REVIEW: Musica Viva, Doric String Quartet ⋅
Perth Concert Hall, June 9 ⋅
Review by Ron Banks ⋅
The launch of the world-renowned Doric String Quartet’s national Musica Viva tour was an auspicious occasion for Perth. The performance featured the world premiere of Australian composer Brett Dean’s third string quartet. Programmed between European composers Haydn and Schubert, whose traditional approach to the quartet form is now so well-known and deservedly loved, Dean’s modernistic approach was a complete contrast – but by no means less enjoyable or inventive. Dean is a man of his times of course, as were Haydn and Schubert, and his approach to composition is based on the tempo and issues that confront us in the 21st century.

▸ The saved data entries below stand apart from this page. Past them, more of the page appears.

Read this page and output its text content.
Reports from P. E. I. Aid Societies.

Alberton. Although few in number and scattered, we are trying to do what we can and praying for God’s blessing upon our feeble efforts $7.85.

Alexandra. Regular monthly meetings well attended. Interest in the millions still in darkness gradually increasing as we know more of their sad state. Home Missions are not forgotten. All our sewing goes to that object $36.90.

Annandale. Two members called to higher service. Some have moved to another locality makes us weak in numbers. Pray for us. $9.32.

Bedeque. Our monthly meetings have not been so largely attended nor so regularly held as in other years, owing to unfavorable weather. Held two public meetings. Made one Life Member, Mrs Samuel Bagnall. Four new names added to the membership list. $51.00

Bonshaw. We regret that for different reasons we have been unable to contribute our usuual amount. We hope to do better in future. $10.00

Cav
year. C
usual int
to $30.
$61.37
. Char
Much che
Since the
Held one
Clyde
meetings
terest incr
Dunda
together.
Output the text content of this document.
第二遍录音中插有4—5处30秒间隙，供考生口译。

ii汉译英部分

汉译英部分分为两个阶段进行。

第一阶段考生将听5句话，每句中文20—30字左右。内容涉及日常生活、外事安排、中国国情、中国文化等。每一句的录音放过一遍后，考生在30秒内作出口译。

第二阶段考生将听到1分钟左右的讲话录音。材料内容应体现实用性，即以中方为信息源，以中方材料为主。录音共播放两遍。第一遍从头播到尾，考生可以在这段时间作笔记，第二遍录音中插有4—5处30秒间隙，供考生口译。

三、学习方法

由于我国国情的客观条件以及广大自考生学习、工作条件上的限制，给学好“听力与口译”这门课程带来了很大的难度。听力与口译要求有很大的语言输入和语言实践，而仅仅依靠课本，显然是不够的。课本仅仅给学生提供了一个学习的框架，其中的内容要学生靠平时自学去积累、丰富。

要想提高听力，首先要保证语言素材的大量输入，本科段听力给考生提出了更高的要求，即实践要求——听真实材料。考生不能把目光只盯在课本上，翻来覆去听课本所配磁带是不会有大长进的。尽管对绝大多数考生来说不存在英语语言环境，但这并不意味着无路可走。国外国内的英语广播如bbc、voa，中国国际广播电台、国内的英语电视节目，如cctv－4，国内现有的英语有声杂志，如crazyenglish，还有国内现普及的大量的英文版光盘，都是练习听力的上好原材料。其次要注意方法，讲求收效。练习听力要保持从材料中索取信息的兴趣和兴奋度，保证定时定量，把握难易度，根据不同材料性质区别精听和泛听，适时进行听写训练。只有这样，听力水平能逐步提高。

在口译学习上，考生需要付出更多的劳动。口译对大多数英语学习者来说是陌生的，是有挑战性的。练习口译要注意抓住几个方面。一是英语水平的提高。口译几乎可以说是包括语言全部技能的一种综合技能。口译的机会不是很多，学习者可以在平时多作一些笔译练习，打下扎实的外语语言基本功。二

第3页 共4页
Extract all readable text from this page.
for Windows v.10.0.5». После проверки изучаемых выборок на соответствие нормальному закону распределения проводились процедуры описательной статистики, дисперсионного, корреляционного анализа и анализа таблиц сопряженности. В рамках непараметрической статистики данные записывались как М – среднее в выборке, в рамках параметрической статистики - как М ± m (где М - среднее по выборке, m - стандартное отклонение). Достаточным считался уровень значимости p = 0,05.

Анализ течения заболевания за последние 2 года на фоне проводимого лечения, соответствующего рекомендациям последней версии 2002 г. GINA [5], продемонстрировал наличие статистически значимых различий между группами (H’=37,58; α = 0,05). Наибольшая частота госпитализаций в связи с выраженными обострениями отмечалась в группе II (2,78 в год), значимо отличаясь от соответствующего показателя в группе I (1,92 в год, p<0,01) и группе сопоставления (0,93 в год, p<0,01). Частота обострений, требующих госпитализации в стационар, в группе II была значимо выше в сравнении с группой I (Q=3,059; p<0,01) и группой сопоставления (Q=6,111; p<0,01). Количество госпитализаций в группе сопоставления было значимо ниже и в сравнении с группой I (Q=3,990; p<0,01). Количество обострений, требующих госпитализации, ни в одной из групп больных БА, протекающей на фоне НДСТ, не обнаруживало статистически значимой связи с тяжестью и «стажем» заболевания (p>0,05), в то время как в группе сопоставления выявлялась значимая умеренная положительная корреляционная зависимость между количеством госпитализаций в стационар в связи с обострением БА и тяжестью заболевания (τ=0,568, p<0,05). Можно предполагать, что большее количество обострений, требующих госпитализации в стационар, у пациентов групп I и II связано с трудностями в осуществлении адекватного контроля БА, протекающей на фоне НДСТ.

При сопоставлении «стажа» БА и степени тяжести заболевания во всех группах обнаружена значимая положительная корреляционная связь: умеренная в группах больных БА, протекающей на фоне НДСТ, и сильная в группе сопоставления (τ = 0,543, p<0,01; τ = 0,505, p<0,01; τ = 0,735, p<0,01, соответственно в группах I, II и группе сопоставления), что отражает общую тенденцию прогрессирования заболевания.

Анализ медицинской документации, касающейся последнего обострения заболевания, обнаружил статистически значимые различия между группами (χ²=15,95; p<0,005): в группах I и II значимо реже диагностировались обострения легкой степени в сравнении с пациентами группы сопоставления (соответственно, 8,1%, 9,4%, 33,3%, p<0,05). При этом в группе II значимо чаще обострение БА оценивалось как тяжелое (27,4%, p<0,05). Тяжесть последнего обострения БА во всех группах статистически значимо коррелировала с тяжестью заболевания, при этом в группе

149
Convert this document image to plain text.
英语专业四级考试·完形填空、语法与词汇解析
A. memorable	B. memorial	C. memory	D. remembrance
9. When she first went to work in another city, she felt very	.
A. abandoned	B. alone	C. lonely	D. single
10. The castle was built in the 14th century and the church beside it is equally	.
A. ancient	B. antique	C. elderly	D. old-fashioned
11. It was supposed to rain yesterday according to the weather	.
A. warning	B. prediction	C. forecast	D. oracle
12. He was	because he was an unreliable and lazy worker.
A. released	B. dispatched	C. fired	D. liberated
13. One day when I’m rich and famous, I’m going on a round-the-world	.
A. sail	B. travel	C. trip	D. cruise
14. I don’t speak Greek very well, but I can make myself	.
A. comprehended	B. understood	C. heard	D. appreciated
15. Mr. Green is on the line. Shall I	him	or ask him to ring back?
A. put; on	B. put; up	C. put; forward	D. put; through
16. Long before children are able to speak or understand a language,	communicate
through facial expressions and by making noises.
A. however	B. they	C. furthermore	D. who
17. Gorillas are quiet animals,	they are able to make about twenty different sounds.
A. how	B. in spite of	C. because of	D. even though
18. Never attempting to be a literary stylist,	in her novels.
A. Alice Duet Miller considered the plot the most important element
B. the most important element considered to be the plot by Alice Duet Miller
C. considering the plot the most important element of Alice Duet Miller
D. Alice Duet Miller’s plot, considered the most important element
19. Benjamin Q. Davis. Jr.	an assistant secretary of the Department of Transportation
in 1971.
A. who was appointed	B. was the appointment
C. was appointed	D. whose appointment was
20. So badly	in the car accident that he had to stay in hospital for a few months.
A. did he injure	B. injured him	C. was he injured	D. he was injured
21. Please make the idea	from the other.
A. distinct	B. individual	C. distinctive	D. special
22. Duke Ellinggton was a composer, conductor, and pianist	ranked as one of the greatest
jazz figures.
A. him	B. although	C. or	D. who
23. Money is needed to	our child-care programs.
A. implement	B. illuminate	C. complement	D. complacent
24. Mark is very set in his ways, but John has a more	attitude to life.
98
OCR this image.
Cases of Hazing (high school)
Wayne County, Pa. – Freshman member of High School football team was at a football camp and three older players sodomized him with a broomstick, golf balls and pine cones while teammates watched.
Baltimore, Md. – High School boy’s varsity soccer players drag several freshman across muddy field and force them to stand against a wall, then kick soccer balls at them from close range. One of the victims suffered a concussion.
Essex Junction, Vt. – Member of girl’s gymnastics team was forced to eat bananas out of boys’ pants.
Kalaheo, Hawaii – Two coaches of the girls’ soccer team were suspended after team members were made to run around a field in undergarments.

His String quartet No. 3, subtitled Hidden Agendas, is inspired by, as Dean notes in the program, “the strangely fascinating and invariably unsettling political climate of extreme personalities.” Introducing the world premiere from the stage, Dean amplified that comment by referring to a certain US president. The work is also influenced by the world of modern media, the bombardment of messages by the digital devices we all possess and, to quote the program notes again “other challenges to the democratic process.”
Quite a formidable canvas of issues on which to draw, but Dean is bold in his approach to the string quartet format with five movements that display not only his adventurous compositional skills but the brilliant talents of the Doric String Quartet.
The work begins with the sounds of the digital age expressed musically – noises both subtle and loud of the messaging in this century. There is dissonance, aggression in the notes wrought from the violins, viola and cello that convey a sense of unease. This is a work that aims to unsettle, provoke and confront.
Subsequent movements keep up the tension and confrontation, with little time for relaxation or release. Hidden Agendas is a thoughtful, inventive and complex work that deserves our attention and succeeds remarkably well in getting and holding that attention. The Doric String Quartet, who are familiar with Dean’s previous two quartets, must have thrilled the composer with their interpretation.
Now regarded as one of the leading quartets of the younger generation, the UK-based ensemble moves easily between Dean’s 21st century concerns and the old world of European music with its charm, tradition and familiar comforts. Haydn’s String Quartet in E flat major Op 33 is a case in point. Subtitled The Joke because of its ending (we don’t know quite how it will end as the musicians tease out the final bars), the work draws on all kinds of cheeky influences – from comic opera and folk music to the tarantella – to make its bouncy, jaunty impression. The Doric Quartet’s interpretation is, as to be expected, flawless and full of finesse in conveying the sense of joy and humour inherent in Haydn’s Opus 33.
Their execution of Schubert’s no 15 quartet in G major is similarly flawless to the point of majestic. Rather long at 45 minutes for a string quartet, Schubert demands a lot from the players and the Quartet’s energy and skill never falters, which makes the experience of listening to this first-class ensemble entirely pleasurable.
Pictured top: Hélène Clément, Alex Redington, Ying Xue, John Myerscough from the Doric String Quartet.